Astrid Blicher Schelde1, Anne Mette Skov Sørensen1, Morten Hindsø2, Mikkel Bring Christensen1, 3, 4, Espen Jimenez-Solem1, 5, 6 & Robert Eriksson1, 7

1. jul. 2020
14 min.

Faktaboks

Abstract

Tramadol is a synthetic opioid. Its metabolite O-desmethyltramadol binds opioid receptors with the highest affinity to the μ-opioid receptor. In addition to its opioid actions, tramadol inhibits the neuronal reuptake of noradrenaline and serotonin, which contributes to the analgesic action [1].

Concern has been voiced in Danish media regarding tramadol’s addictive properties and the high prevalence of tramadol users [2, 3]. This has led the Danish Medicines Agency to include tramadol as a drug under stricter reporting requirement as from late 2017, as well as requiring tramadol to be subject to the same laws as other opioids traditionally considered to be strong opioids, as from the beginning of 2018 [4, 5].

A previous study found an increase in the prevalence of tramadol users in Denmark and Norway between 2007 and 2015, and a decrease in Sweden [6]. This study did not focus on sex and age differences among tramadol users. Even so, this is important to investigate as use among the elderly should be avoided [7].

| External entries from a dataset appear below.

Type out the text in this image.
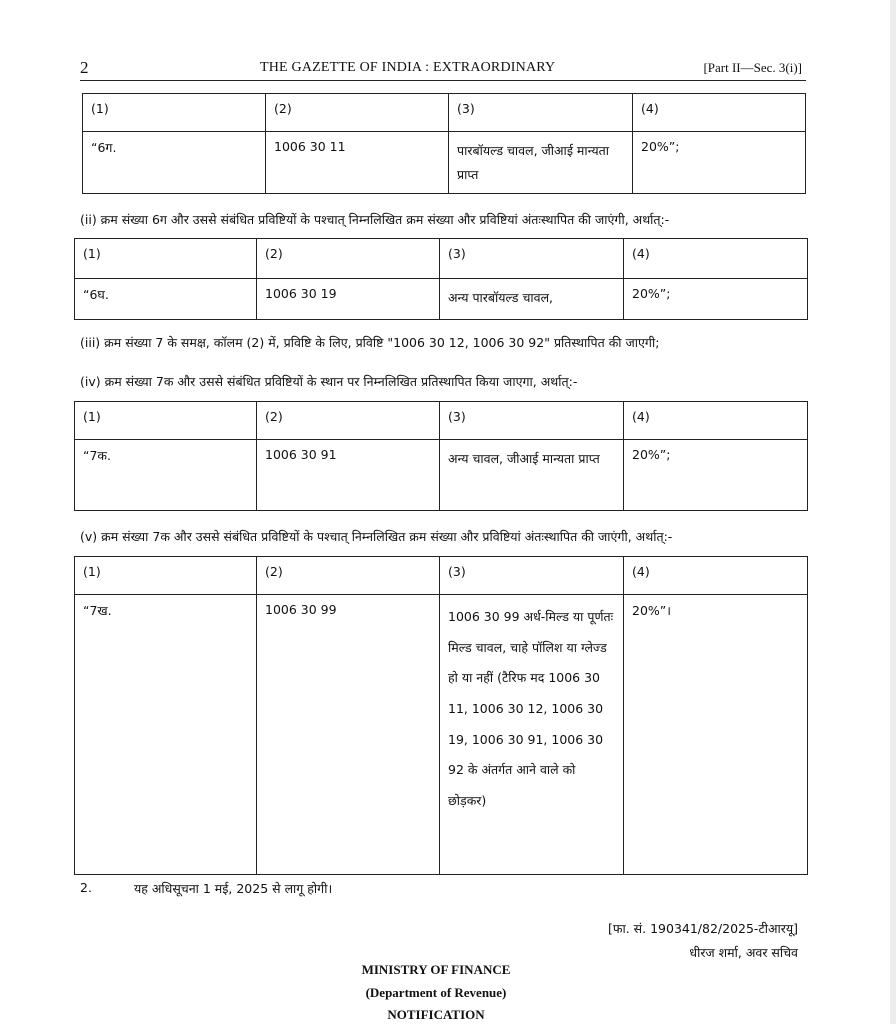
2	THE GAZETTE OF INDIA : EXTRAORDINARY	[Part II—Sec. 3(i)]
(1)	(2)	(3)	(4)
“6ग.	1006 30 11	पारबॉयल्ड चावल, जीआई मान्यता प्राप्त	20%”;
(ii) क्रम संख्या 6ग और उससे संबंधित प्रविष्टियों के पश्चात् निम्नलिखित क्रम संख्या और प्रविष्टियां अंतःस्थापित की जाएंगी, अर्थात्:-
(1)	(2)	(3)	(4)
“6घ.	1006 30 19	अन्य पारबॉयल्ड चावल,	20%”;
(iii) क्रम संख्या 7 के समक्ष, कॉलम (2) में, प्रविष्टि के लिए, प्रविष्टि "1006 30 12, 1006 30 92" प्रतिस्थापित की जाएगी;
(iv) क्रम संख्या 7क और उससे संबंधित प्रविष्टियों के स्थान पर निम्नलिखित प्रतिस्थापित किया जाएगा, अर्थात्:-
(1)	(2)	(3)	(4)
“7क.	1006 30 91	अन्य चावल, जीआई मान्यता प्राप्त	20%”;
(v) क्रम संख्या 7क और उससे संबंधित प्रविष्टियों के पश्चात् निम्नलिखित क्रम संख्या और प्रविष्टियां अंतःस्थापित की जाएंगी, अर्थात्:-
(1)	(2)	(3)	(4)
“7ख.	1006 30 99	1006 30 99 अर्ध-मिल्ड या पूर्णतः मिल्ड चावल, चाहे पॉलिश या ग्लेज्ड हो या नहीं (टैरिफ मद 1006 30 11, 1006 30 12, 1006 30 19, 1006 30 91, 1006 30 92 के अंतर्गत आने वाले को छोड़कर)	20%”।
2.	यह अधिसूचना 1 मई, 2025 से लागू होगी।
[फा. सं. 190341/82/2025-टीआरयू]
धीरज शर्मा, अवर सचिव
MINISTRY OF FINANCE
(Department of Revenue)
NOTIFICATION
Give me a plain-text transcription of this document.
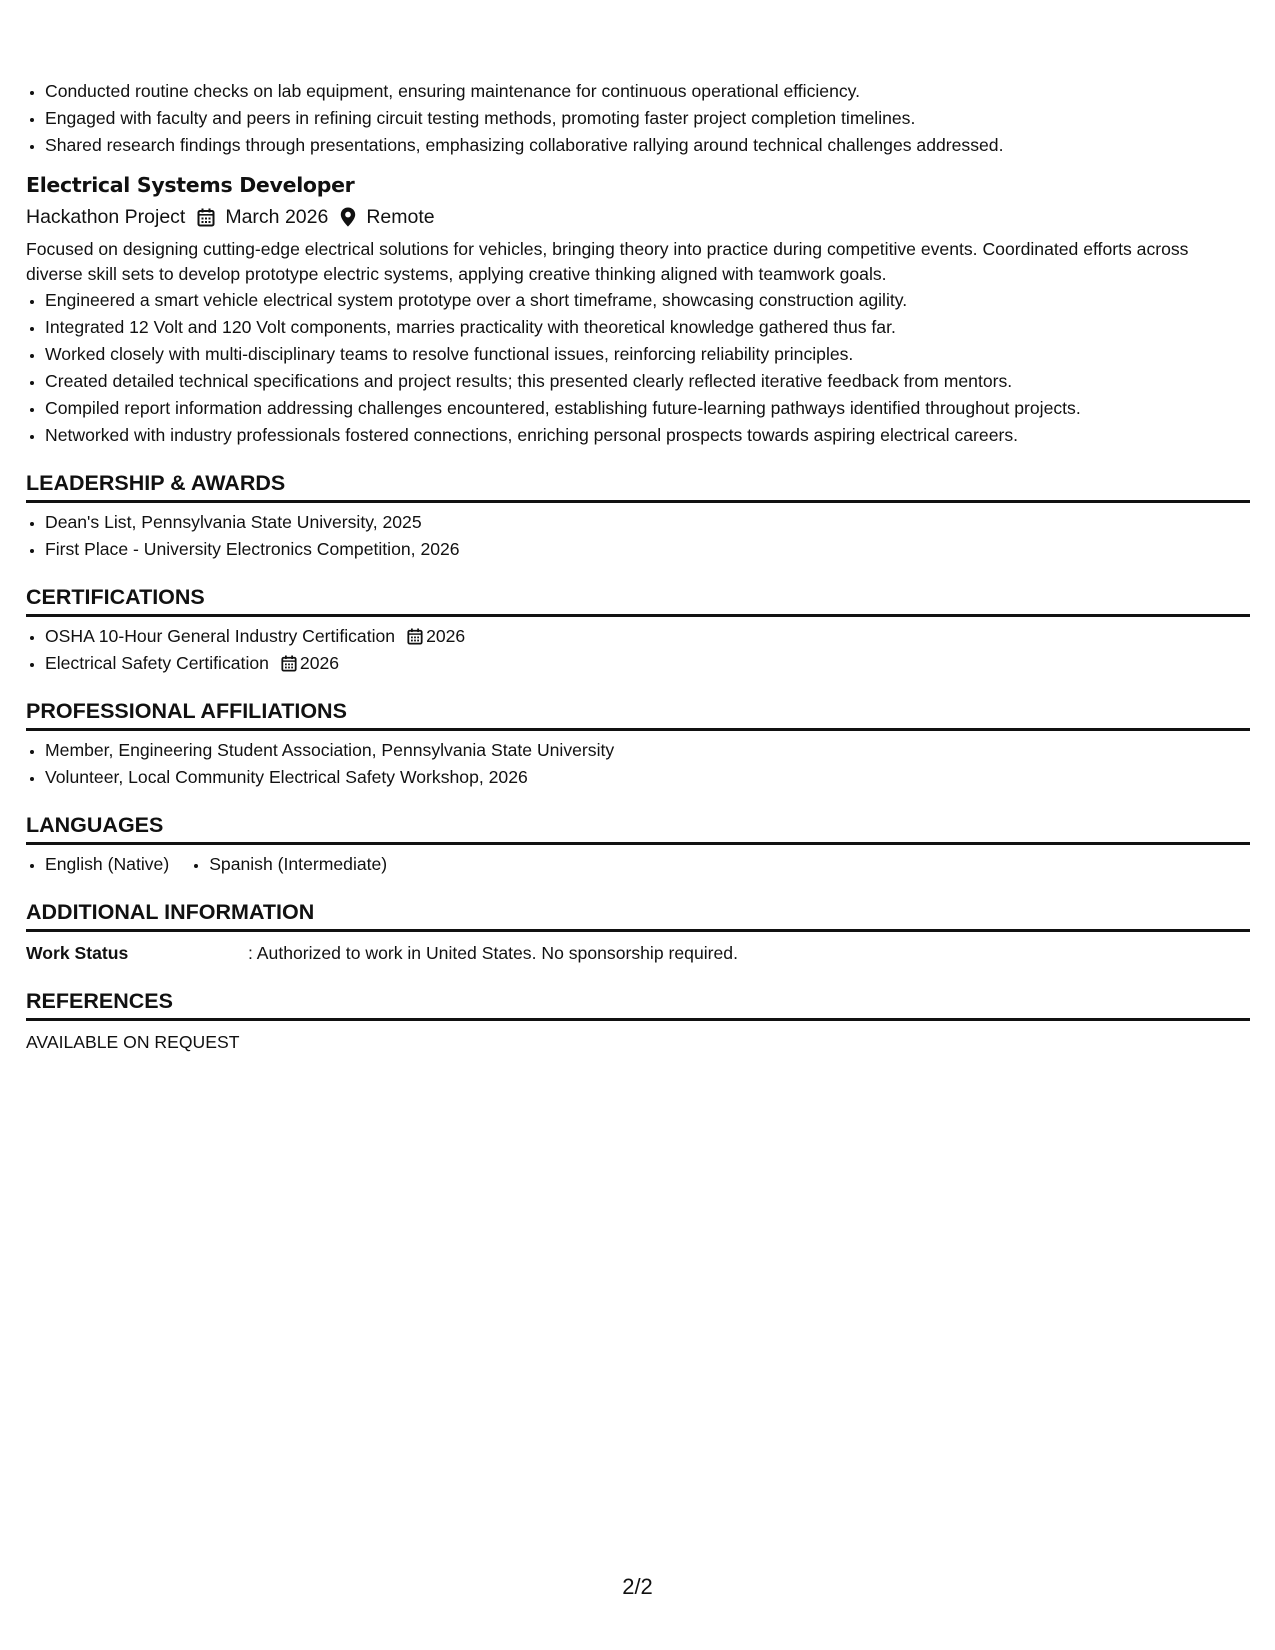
• Conducted routine checks on lab equipment, ensuring maintenance for continuous operational efficiency.
• Engaged with faculty and peers in refining circuit testing methods, promoting faster project completion timelines.
• Shared research findings through presentations, emphasizing collaborative rallying around technical challenges addressed.
Electrical Systems Developer
Hackathon Project March 2026 Remote
Focused on designing cutting-edge electrical solutions for vehicles, bringing theory into practice during competitive events. Coordinated efforts across diverse skill sets to develop prototype electric systems, applying creative thinking aligned with teamwork goals.
• Engineered a smart vehicle electrical system prototype over a short timeframe, showcasing construction agility.
• Integrated 12 Volt and 120 Volt components, marries practicality with theoretical knowledge gathered thus far.
• Worked closely with multi-disciplinary teams to resolve functional issues, reinforcing reliability principles.
• Created detailed technical specifications and project results; this presented clearly reflected iterative feedback from mentors.
• Compiled report information addressing challenges encountered, establishing future-learning pathways identified throughout projects.
• Networked with industry professionals fostered connections, enriching personal prospects towards aspiring electrical careers.
LEADERSHIP & AWARDS
• Dean's List, Pennsylvania State University, 2025
• First Place - University Electronics Competition, 2026
CERTIFICATIONS
• OSHA 10-Hour General Industry Certification 2026
• Electrical Safety Certification 2026
PROFESSIONAL AFFILIATIONS
• Member, Engineering Student Association, Pennsylvania State University
• Volunteer, Local Community Electrical Safety Workshop, 2026
LANGUAGES
• English (Native)
• Spanish (Intermediate)
ADDITIONAL INFORMATION
Work Status	: Authorized to work in United States. No sponsorship required.
REFERENCES
AVAILABLE ON REQUEST
2/2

To assess whether use of tramadol is a concern to public health, it is important to analyse utilisation patterns. In this population-based study, we examined and compared the prevalence and characteristics of tramadol users in primary healthcare in Denmark, Norway and Sweden between 2007 and 2015. The prevalence was compared with the use of other opioids and non-steroidal anti-inflammatory drugs (NSAIDs) to assess interactions in prescription patterns.

METHODS

The study cohort constitutes the entire population of Denmark, Norway and Sweden between 1 January 2007 and 31 December 2015, covering approximately 20.7 million inhabitants in 2015 [8-10].

Data sources
We used information from the three publicly available national prescription databases [11-13] including information on Anatomical Therapeutic Classification (ATC) codes, number of users, number of residents and defined daily doses (DDDs) per year. One DDD is the average maintenance dose per day and the measure can be used to identify differences between healthcare schemes. Each unique combination of drug and administration route is assigned a specific DDD, e.g., only considering the oral administration route, one DDD for tramadol is 300 mg, 100 mg for morphine and 75 mg for oxycodone.

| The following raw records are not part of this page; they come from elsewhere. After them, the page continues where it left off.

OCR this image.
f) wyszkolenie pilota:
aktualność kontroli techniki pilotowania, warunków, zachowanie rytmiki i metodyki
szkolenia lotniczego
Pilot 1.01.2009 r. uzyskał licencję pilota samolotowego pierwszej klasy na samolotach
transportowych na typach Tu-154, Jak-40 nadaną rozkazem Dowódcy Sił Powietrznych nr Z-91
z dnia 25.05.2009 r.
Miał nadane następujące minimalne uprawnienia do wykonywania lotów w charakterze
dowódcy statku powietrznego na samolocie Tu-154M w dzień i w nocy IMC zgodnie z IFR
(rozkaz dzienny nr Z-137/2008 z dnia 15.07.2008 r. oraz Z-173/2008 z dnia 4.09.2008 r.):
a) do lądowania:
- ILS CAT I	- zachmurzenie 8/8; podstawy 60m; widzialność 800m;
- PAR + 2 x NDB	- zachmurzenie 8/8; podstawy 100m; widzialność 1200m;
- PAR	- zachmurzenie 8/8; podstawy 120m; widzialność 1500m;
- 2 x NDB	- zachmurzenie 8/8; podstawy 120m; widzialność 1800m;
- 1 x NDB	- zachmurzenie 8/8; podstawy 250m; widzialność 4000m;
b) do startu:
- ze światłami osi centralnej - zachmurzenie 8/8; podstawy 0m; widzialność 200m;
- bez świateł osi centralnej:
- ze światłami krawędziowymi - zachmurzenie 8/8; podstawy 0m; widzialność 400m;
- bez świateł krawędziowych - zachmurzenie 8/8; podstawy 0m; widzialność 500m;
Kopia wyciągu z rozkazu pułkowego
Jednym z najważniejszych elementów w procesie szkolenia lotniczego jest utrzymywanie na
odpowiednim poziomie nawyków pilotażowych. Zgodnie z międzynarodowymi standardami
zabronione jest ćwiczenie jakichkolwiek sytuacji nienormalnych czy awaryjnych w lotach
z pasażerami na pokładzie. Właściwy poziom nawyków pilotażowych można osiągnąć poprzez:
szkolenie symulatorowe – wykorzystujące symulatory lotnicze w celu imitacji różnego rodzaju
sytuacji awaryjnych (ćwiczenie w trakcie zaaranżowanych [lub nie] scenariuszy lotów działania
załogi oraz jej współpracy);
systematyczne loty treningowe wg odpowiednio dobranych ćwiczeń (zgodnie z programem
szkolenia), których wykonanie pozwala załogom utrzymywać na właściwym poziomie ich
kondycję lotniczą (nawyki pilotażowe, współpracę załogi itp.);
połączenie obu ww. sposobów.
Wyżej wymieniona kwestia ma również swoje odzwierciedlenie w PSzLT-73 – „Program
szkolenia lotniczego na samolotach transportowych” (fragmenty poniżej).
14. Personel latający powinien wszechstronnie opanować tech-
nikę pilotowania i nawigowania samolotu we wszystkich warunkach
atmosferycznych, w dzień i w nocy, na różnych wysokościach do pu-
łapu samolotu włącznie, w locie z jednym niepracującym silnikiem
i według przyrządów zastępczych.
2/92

The databases supply the information divided into regions or counties and stratified on age and sex. The databases include information on an individual level and from the primary sector only (i.e., redemptions made at community pharmacies).

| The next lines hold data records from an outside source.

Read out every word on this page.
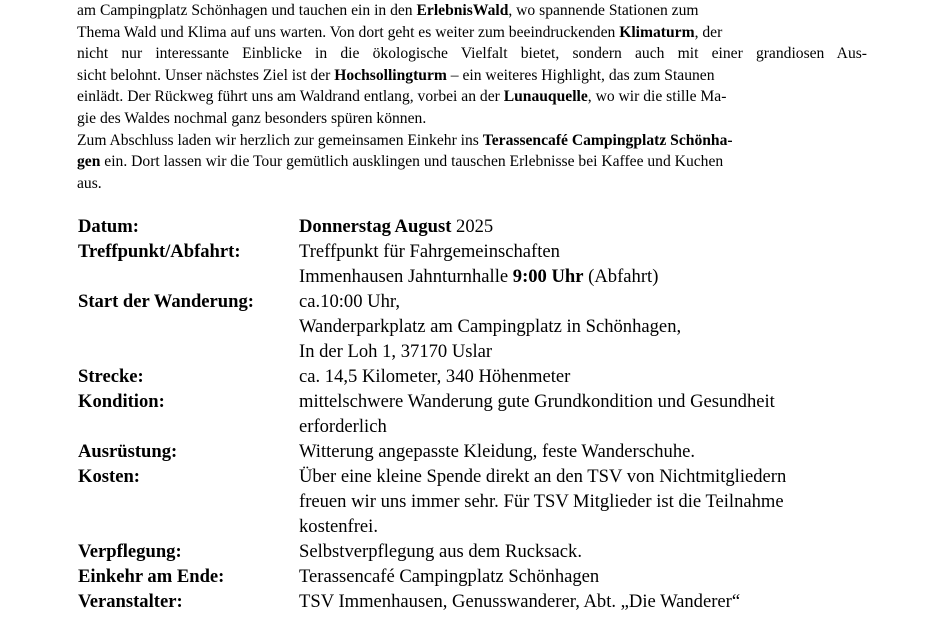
am Campingplatz Schönhagen und tauchen ein in den ErlebnisWald, wo spannende Stationen zum
Thema Wald und Klima auf uns warten. Von dort geht es weiter zum beeindruckenden Klimaturm, der
nicht nur interessante Einblicke in die ökologische Vielfalt bietet, sondern auch mit einer grandiosen Aus-
sicht belohnt. Unser nächstes Ziel ist der Hochsollingturm – ein weiteres Highlight, das zum Staunen
einlädt. Der Rückweg führt uns am Waldrand entlang, vorbei an der Lunauquelle, wo wir die stille Ma-
gie des Waldes nochmal ganz besonders spüren können.
Zum Abschluss laden wir herzlich zur gemeinsamen Einkehr ins Terassencafé Campingplatz Schönha-
gen ein. Dort lassen wir die Tour gemütlich ausklingen und tauschen Erlebnisse bei Kaffee und Kuchen
aus.
Datum:	Donnerstag August 2025
Treffpunkt/Abfahrt:	Treffpunkt für Fahrgemeinschaften
Immenhausen Jahnturnhalle 9:00 Uhr (Abfahrt)
Start der Wanderung:	ca.10:00 Uhr,
Wanderparkplatz am Campingplatz in Schönhagen,
In der Loh 1, 37170 Uslar
Strecke:	ca. 14,5 Kilometer, 340 Höhenmeter
Kondition:	mittelschwere Wanderung gute Grundkondition und Gesundheit
erforderlich
Ausrüstung:	Witterung angepasste Kleidung, feste Wanderschuhe.
Kosten:	Über eine kleine Spende direkt an den TSV von Nichtmitgliedern
freuen wir uns immer sehr. Für TSV Mitglieder ist die Teilnahme
kostenfrei.
Verpflegung:	Selbstverpflegung aus dem Rucksack.
Einkehr am Ende:	Terassencafé Campingplatz Schönhagen
Veranstalter:	TSV Immenhausen, Genusswanderer, Abt. „Die Wanderer“
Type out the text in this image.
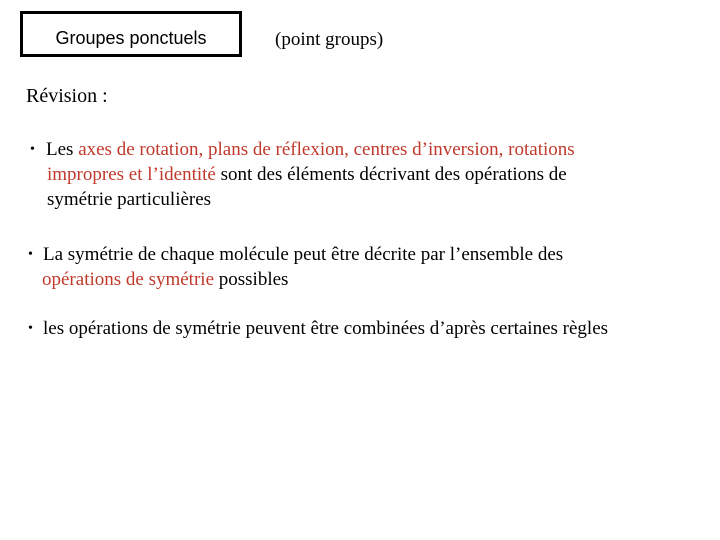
Groupes ponctuels	(point groups)
Révision :
• Les axes de rotation, plans de réflexion, centres d’inversion, rotations
impropres et l’identité sont des éléments décrivant des opérations de
symétrie particulières
• La symétrie de chaque molécule peut être décrite par l’ensemble des
opérations de symétrie possibles
• les opérations de symétrie peuvent être combinées d’après certaines règles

Drugs included in the analysis

The ATC codes of tramadol (N02AX02) or tramadol and paracetamol (N02AJ13) were used to define the use of tramadol. For use of other opioids, we used the following ATC codes and subordinate levels: Natural opium alkaloids (N02AA), phenylpiperidine derivatives (N02AB), diphenylpropylamine derivatives (N02AC), benzomorphan derivatives (N02AD), oripavine derivatives (N02AE), morphinan derivatives (N02AF), opioids in combination with antispasmodics (N02AG), codeine and paracetamol (N02AJ06), codeine and acetylsalicylic acid (N02AJ07), codeine and ibuprofen (N02AJ08), codeine and other non-opioid analgesics (N02AJ09), tapentadol (N02AX06) or codeine (R05DA04). For NSAIDs, we used the following ATC codes and subordinate levels: Butylpyrazolidines (M01AA), acetic acid derivatives and related substances (M01AB), oxicams (M01AC), propionic acid derivatives (M01AE), fenamates (M01AG), coxibs (M01AH), nabumetone (M01AX01) and anti-inflammatory/antirheumatic agents in combination (M01B).

Data analysis

In the analyses of tramadol, we combined tramadol and combinations containing tramadol. In a separate analysis, we also investigated the proportions of tramadol sold alone or in combinations. All other opioids and NSAIDs described above were binned in two separate groups. Drug use was defined as one or more redeemed prescriptions in a given year. The prevalence was defined as the number of patients redeeming a prescription per 1,000 residents. The prevalence is presented for each country for the years 2007, 2011 and 2015. We used the same years to stratify the tramadol prevalence by age groups (0-4, 5-9, 10-14, 15-19, 20-39, 40-64, 65-79 and ≥ 80 years). The prevalence of male and female tramadol users was investigated for each year during the study period. Furthermore, we estimated the average DDD per 1,000 residents and per treated patient per year for each country.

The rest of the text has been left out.